Миновав ворота, они направились к дворцу через разбитый в английском стиле сад, представлявший собой сплошной травяной газон с растущими на нем остроконечными кипарисами, несколько кустов поздних роз раскачивались под порывами холодного ветра.
— Вы полагаете, что когда-то в этом гареме держали англичанку?
— Я почти не сомневаюсь в этом. Молодую женщину звали Селия Лампри, — принялась объяснять Элизабет и вкратце рассказала о найденном ею пергаменте. — Она была дочерью капитана английского судна, потерпевшего крушение в Адриатическом море, что, возможно, произошло в конце девяностых годов шестнадцатого века. Затем это несчастное судно захватили турецкие пираты. Та часть рукописи, что сохранилась, заканчивается сообщением о том, что девушка была отправлена в султанский гарем.
— В качестве кого же? Жены, наложницы, рабыни? Кем она стала?
— Пока трудно сказать. Источник сообщает, что она была продана и стала карие. На турецком языке это слово означает просто «рабыня», в иерархии же, принятой во дворце, этот термин применялся в отношении женщин низкого социального ранга. Но по сути, каждая женщина там была рабыней, кроме, разумеется, дочерей султана и его матери, валиде-султан, которая после смерти ее повелителя, предыдущего султана, обретала свободу. Поэтому мы не имеем оснований для выводов о положении в гареме девушки-англичанки. Я предполагаю, что она была продана во дворец в качестве возможной наложницы. Если допустить одно-два исключения, мы можем утверждать, что султаны никогда не обзаводились супругами. Странно, но почти все женщины султана были чужеземками — среди них были грузинки, черкешенки, армянки, некоторые из них родились где-нибудь на Балканах или даже в Албании. Ни одна из них не была турчанкой.
— Я слышала, в начале девятнадцатого столетия в гареме жила одна француженка, — перебила ее Сьюзи. — Как ее звали, я не помню.
— Вы говорите, наверное, о Эме́ де Ривери,[39] — подсказала Элизабет. — Кузине Жозефины Бонапарт, урожденной Богарне. Это действительно так. Но сведений о том, что в гареме жила когда-либо уроженка Англии, никогда не поступало, насколько нам известно.

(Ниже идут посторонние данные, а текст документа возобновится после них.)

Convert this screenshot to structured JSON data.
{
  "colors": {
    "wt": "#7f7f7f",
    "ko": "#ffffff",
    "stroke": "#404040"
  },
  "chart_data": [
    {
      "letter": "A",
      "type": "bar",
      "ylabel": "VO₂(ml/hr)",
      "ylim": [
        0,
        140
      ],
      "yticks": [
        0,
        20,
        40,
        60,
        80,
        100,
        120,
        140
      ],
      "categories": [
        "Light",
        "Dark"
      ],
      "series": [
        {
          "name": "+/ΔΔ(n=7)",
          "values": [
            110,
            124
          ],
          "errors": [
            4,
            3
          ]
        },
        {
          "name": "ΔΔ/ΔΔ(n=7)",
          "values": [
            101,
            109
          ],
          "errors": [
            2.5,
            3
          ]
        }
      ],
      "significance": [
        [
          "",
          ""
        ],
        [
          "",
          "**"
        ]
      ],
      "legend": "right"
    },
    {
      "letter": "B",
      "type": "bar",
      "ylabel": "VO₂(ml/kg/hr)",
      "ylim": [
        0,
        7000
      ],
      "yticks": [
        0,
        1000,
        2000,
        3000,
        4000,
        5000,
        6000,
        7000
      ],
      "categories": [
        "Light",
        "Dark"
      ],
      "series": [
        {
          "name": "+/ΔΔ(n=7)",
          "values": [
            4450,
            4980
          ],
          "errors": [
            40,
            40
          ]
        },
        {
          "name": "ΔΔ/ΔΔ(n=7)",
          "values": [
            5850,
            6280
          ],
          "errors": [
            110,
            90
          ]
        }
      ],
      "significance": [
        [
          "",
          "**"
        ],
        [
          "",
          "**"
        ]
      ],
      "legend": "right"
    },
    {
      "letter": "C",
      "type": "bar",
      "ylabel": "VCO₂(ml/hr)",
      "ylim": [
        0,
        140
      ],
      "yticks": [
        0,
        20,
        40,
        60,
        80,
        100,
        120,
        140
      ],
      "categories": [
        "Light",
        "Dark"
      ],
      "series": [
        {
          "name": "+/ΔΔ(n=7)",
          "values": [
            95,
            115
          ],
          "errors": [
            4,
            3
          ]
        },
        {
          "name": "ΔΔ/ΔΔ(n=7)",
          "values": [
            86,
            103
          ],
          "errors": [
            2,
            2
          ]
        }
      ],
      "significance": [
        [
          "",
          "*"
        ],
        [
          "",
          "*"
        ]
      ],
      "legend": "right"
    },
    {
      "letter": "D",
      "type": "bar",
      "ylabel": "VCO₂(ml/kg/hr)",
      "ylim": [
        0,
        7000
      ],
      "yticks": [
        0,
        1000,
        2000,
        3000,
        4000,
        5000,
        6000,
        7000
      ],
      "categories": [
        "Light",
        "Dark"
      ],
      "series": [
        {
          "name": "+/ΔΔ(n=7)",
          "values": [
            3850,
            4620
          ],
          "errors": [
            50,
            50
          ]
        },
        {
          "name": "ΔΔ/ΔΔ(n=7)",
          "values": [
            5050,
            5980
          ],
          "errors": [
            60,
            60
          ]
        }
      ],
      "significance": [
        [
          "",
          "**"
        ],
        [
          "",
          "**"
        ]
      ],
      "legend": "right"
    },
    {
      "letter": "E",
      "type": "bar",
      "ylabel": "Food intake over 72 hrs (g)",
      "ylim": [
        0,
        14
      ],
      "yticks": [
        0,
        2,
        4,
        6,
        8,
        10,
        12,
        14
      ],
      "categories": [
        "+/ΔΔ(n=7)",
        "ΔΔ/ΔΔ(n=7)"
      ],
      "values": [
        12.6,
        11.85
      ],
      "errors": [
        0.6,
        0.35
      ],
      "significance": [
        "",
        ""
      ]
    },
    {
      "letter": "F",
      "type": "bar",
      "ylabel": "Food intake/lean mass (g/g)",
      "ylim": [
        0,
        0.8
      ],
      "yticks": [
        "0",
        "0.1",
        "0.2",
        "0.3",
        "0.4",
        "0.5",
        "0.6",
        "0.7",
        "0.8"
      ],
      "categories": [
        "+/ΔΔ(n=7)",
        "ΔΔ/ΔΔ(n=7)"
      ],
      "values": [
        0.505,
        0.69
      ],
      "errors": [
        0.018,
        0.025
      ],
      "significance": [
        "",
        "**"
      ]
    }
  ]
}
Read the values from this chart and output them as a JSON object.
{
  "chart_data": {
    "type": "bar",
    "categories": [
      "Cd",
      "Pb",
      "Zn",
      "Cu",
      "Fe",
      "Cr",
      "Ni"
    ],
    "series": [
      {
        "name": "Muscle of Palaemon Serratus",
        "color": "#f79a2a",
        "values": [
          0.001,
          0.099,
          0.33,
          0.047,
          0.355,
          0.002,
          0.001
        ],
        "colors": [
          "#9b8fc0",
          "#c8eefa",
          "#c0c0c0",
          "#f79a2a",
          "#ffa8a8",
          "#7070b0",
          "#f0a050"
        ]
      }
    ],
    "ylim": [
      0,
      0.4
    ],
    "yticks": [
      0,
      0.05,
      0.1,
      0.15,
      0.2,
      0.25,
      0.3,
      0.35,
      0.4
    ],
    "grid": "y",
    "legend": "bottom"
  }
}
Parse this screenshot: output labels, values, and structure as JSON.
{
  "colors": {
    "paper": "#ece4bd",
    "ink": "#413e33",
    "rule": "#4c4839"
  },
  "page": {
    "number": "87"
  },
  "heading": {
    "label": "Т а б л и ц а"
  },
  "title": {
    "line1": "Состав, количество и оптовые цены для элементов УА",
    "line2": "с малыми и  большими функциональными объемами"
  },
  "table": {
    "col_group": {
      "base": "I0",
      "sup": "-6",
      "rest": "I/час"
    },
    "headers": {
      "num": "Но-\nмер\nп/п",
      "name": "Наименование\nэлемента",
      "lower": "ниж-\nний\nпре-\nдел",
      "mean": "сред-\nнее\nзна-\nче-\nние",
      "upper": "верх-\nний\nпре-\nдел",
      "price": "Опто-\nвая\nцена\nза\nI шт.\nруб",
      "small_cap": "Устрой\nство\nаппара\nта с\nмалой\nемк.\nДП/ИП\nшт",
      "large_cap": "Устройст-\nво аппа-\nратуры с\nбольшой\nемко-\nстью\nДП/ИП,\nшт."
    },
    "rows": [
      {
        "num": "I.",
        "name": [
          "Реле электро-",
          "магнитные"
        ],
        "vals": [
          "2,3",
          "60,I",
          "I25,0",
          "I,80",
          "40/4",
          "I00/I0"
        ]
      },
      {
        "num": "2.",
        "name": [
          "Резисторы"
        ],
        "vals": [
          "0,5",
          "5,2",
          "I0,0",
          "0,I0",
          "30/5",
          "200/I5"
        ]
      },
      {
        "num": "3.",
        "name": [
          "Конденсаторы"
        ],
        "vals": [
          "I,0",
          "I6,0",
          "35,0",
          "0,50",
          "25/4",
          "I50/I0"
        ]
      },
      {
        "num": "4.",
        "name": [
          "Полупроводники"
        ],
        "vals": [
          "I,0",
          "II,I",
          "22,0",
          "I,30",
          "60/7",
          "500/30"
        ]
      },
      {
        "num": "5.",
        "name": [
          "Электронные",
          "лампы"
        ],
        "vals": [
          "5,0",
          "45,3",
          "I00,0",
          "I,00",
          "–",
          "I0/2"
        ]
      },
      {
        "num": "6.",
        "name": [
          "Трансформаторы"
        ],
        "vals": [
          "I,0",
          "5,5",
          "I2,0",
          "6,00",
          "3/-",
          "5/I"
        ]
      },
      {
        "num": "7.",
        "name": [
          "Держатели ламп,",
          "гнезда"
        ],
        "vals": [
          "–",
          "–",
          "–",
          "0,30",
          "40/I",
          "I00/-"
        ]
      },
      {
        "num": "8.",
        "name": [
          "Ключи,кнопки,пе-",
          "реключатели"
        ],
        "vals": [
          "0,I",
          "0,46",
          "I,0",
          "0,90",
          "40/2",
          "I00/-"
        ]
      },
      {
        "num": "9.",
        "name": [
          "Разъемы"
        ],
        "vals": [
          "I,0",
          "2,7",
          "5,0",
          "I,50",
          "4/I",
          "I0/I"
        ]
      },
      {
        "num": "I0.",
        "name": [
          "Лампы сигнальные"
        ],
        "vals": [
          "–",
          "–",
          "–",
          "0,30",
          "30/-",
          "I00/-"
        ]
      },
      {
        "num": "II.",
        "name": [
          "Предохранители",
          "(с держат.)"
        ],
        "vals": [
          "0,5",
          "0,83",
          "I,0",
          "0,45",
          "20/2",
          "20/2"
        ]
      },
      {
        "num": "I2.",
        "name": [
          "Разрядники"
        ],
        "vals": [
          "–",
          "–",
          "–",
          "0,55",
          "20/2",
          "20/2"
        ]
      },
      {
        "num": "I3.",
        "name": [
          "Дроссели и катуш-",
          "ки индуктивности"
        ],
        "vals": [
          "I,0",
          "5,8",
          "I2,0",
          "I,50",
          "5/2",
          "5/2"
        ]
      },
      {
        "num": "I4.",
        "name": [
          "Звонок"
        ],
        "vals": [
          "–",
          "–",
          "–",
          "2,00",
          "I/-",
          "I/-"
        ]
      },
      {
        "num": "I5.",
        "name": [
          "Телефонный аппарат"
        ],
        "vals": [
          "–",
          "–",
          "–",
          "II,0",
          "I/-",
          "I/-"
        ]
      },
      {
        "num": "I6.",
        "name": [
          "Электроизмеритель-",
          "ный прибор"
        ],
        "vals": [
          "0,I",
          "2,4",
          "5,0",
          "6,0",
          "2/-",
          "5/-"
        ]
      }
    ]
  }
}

Они прошли через двери и оказались в помещениях гарема, в тот день совершенно безлюдных. На полу громоздилось снаряжение съемочной группы — катушки электрических проводов, большие черные и серебристые коробки с оборудованием, под ногами хрустнула пустая яркая упаковка. В окошке кассы виднелось от руки написанное объявление «Впуск посетителей заканчивается в 15.10».
Элизабет последовала за Сьюзи через один из неохраняемых турникетов, за ними шла Берин.
— Но вы забываете о том, что в Османской империи не только женщины были рабами, — вступила она в разговор. — Весь институт государственного устройства базировался на рабстве. Конечно, здесь не было рабства в том смысле, которое обычно придают люди этому слову в наши дни, — например, рабов не клеймили. Также нельзя сказать, что система отличалась особой жестокостью, по крайней мере не настолько, чтобы мы могли сравнить ее с тем, что вы называете «рабством на плантациях». В реальности для рабов даже существовала возможность сделать карьеру. — Тут она улыбнулась. — Большинство великих визирей в своем прошлом были рабами.
— Вы полагаете, что подобная мысль могла прийти в голову этим женщинам? — скептично поинтересовалась Сьюзи. — Сомневаюсь.
— Не будьте так категоричны. — В своей привычной спокойной манере Берин сохраняла настойчивость. — Полагаю, что большинство из них именно об этом и думали. Даже ваша Селия Лампри впоследствии могла допустить такую возможность. — Она положила руку на плечо Элизабет. — Могу вам дать совет, не отвергайте эту идею как полностью недопустимую. Множество мужчин европейского происхождения процветали под властью Османской династии, почему этого не могло случиться с женщинами?
Перед ними раскрылись тяжелые, обитые медью деревянные двери, наверху виднелась позолоченная надпись, сделанная арабской вязью. Элизабет подняла на нее глаза и вздрогнула. О чем думала Селия Лампри, впервые оказавшись здесь? Показался ли ей дворец адом? Или наоборот? Сможет ли она, Элизабет, заглянуть в прошлое?